Now, Let’s find the sentiments in entire data sets with wordcloud

Join datasets from two different sources

# Aggregate the Kaggle data
aggregated_kaggle <- joined_sexual_health %>%
  group_by(tokens, sentiment) %>%
  summarise(n = n(), .groups = "drop")

# Aggregate the NY Times data
aggregated_nyt <- joined_nyt_data %>%
  group_by(tokens, sentiment) %>%
  summarise(n = n(), .groups = "drop")

# Join the aggregated datasets
joined_data_overall <- rbind(aggregated_nyt, aggregated_kaggle)

# Aggregate the joined dataset
aggregated_overall <- joined_data_overall %>%
  group_by(tokens, sentiment) %>%
  summarise(n = sum(n), .groups = "drop")

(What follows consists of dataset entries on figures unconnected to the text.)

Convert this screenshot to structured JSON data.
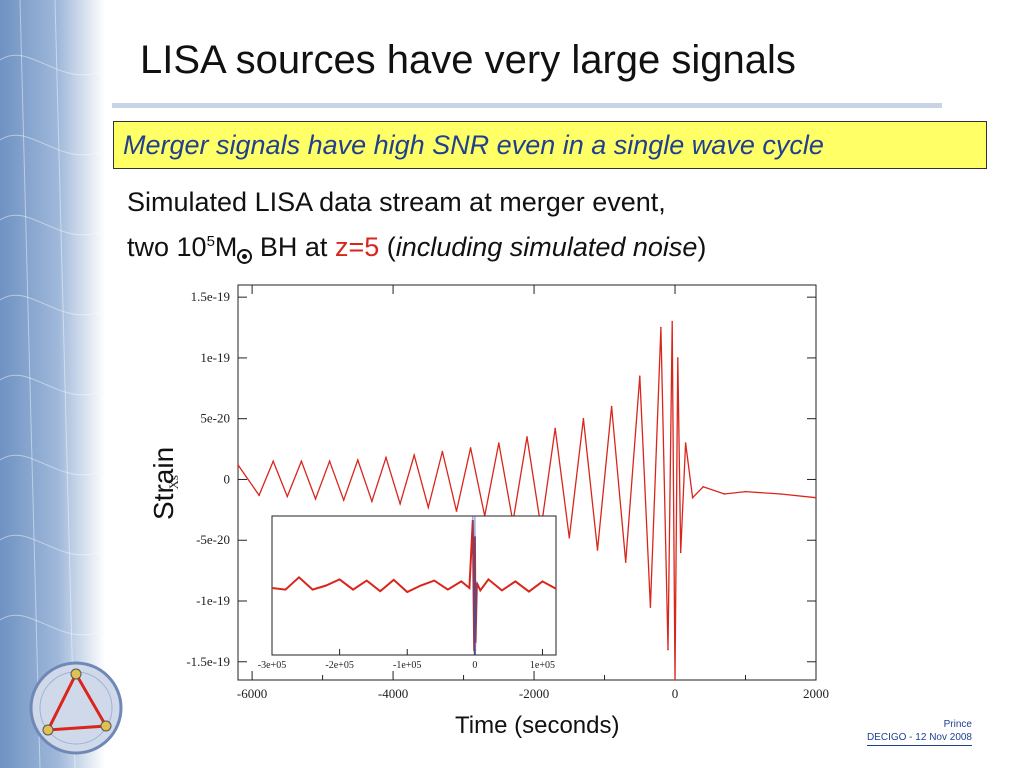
{
  "slide": {
    "title": "LISA sources have very large signals",
    "subtitle": "Merger signals have high SNR even in a single wave cycle",
    "description": {
      "line1": "Simulated LISA data stream at  merger event,",
      "line2_a": "two 10",
      "line2_exp": "5",
      "line2_b": "M",
      "line2_c": " BH at ",
      "line2_z": "z=5",
      "line2_d": " (",
      "line2_italic": "including simulated noise",
      "line2_e": ")"
    },
    "footer": {
      "author": "Prince",
      "event": "DECIGO - 12 Nov 2008"
    },
    "icons": [
      "lisa-logo-icon",
      "solar-mass-symbol-icon"
    ],
    "accent_colors": {
      "signal": "#d9261c",
      "highlight_box": "#ffff66",
      "subtitle_text": "#1f3f8f"
    }
  },
  "chart_data": [
    {
      "type": "line",
      "title": "",
      "xlabel": "Time (seconds)",
      "ylabel": "Strain",
      "ylabel_inner": "Xs",
      "xlim": [
        -6200,
        2000
      ],
      "ylim": [
        -1.65e-19,
        1.6e-19
      ],
      "xticks": [
        -6000,
        -4000,
        -2000,
        0,
        2000
      ],
      "xtick_labels": [
        "-6000",
        "-4000",
        "-2000",
        "0",
        "2000"
      ],
      "yticks": [
        1.5e-19,
        1e-19,
        5e-20,
        0,
        -5e-20,
        -1e-19,
        -1.5e-19
      ],
      "ytick_labels": [
        "1.5e-19",
        "1e-19",
        "5e-20",
        "0",
        "-5e-20",
        "-1e-19",
        "-1.5e-19"
      ],
      "grid": false,
      "legend": "none",
      "series": [
        {
          "color": "#d9261c",
          "x": [
            -6200,
            -5900,
            -5700,
            -5500,
            -5300,
            -5100,
            -4900,
            -4700,
            -4500,
            -4300,
            -4100,
            -3900,
            -3700,
            -3500,
            -3300,
            -3100,
            -2900,
            -2700,
            -2500,
            -2300,
            -2100,
            -1900,
            -1700,
            -1500,
            -1300,
            -1100,
            -900,
            -700,
            -500,
            -350,
            -200,
            -100,
            -40,
            0,
            40,
            80,
            150,
            250,
            400,
            700,
            1000,
            1500,
            2000
          ],
          "y": [
            1.2e-20,
            -1.3e-20,
            1.5e-20,
            -1.4e-20,
            1.5e-20,
            -1.6e-20,
            1.5e-20,
            -1.7e-20,
            1.6e-20,
            -1.8e-20,
            1.8e-20,
            -2e-20,
            2e-20,
            -2.3e-20,
            2.3e-20,
            -2.6e-20,
            2.6e-20,
            -3e-20,
            3e-20,
            -3.5e-20,
            3.5e-20,
            -4e-20,
            4.2e-20,
            -4.8e-20,
            5e-20,
            -5.8e-20,
            6e-20,
            -6.8e-20,
            8.5e-20,
            -1.05e-19,
            1.25e-19,
            -1.4e-19,
            1.3e-19,
            -1.65e-19,
            1e-19,
            -6e-20,
            3e-20,
            -1.5e-20,
            -6e-21,
            -1.2e-20,
            -1e-20,
            -1.2e-20,
            -1.5e-20
          ]
        }
      ]
    },
    {
      "type": "line",
      "title": "",
      "xlim": [
        -300000,
        120000
      ],
      "ylim": [
        -1.7e-19,
        1.7e-19
      ],
      "xticks": [
        -300000,
        -200000,
        -100000,
        0,
        100000
      ],
      "xtick_labels": [
        "-3e+05",
        "-2e+05",
        "-1e+05",
        "0",
        "1e+05"
      ],
      "grid": false,
      "legend": "none",
      "series": [
        {
          "color": "#d9261c",
          "x": [
            -300000,
            -280000,
            -260000,
            -240000,
            -220000,
            -200000,
            -180000,
            -160000,
            -140000,
            -120000,
            -100000,
            -80000,
            -60000,
            -40000,
            -20000,
            -8000,
            -3000,
            -1000,
            0,
            1000,
            3000,
            8000,
            20000,
            40000,
            60000,
            80000,
            100000,
            120000
          ],
          "y": [
            -6e-21,
            -1e-20,
            2e-20,
            -1e-20,
            0,
            1.5e-20,
            -1e-20,
            1.2e-20,
            -1.4e-20,
            1.4e-20,
            -1.6e-20,
            0,
            1.2e-20,
            -1e-20,
            1e-20,
            -6e-21,
            1.6e-19,
            -1.6e-19,
            1.2e-19,
            -1.4e-19,
            6e-21,
            -1.2e-20,
            1.5e-20,
            -1.2e-20,
            1e-20,
            -1.5e-20,
            1e-20,
            -8e-21
          ]
        },
        {
          "color": "#3355aa",
          "x": [
            -3000,
            -1000,
            0,
            1000,
            3000
          ],
          "y": [
            1.7e-19,
            -1.7e-19,
            1.7e-19,
            -1.7e-19,
            1e-20
          ]
        }
      ]
    }
  ]
}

Filter positive and negative tokens from both datasets

positive_tokens <- aggregated_overall %>%
  filter(sentiment == "positive") %>%
  select(tokens, n)

negative_tokens <- aggregated_overall %>%
  filter(sentiment == "negative") %>%
  select(tokens, n)
# Convert entire_positive_words and entire_negative_words to tibbles if they are not already
entire_positive_words <- as_tibble(positive_tokens)
entire_negative_words <- as_tibble(negative_tokens)

Plot with wordcloud

positive_word_freq <- entire_positive_words %>%
  group_by(tokens) %>%
  summarise(n = sum(n))
negative_word_freq <- entire_negative_words %>%
  group_by(tokens) %>%
  summarise(n = sum(n))

Positive Sentiments in WordCloud

wordcloud2(positive_word_freq, size = 1.5, color = "random-dark", backgroundColor = "white")

Negative Sentiments in wordCloud

wordcloud2(negative_word_freq, size = 2, color = "random-dark", backgroundColor = "white")

Conclusion:

In this analysis, I delved into the sentiment of sexual health-related articles sourced from the New York Times API and Kaggle. By scrutinizing the frequency of positive and negative words in each dataset, I uncovered both similarities and discrepancies between the two sources. Utilizing visual aids like bar plots and word clouds facilitated a comprehensive comparison, offering valuable insights into sentiment distribution across the datasets. Through this exploration, I gained a deeper understanding of sentiment trends in sexual health discourse across different platforms.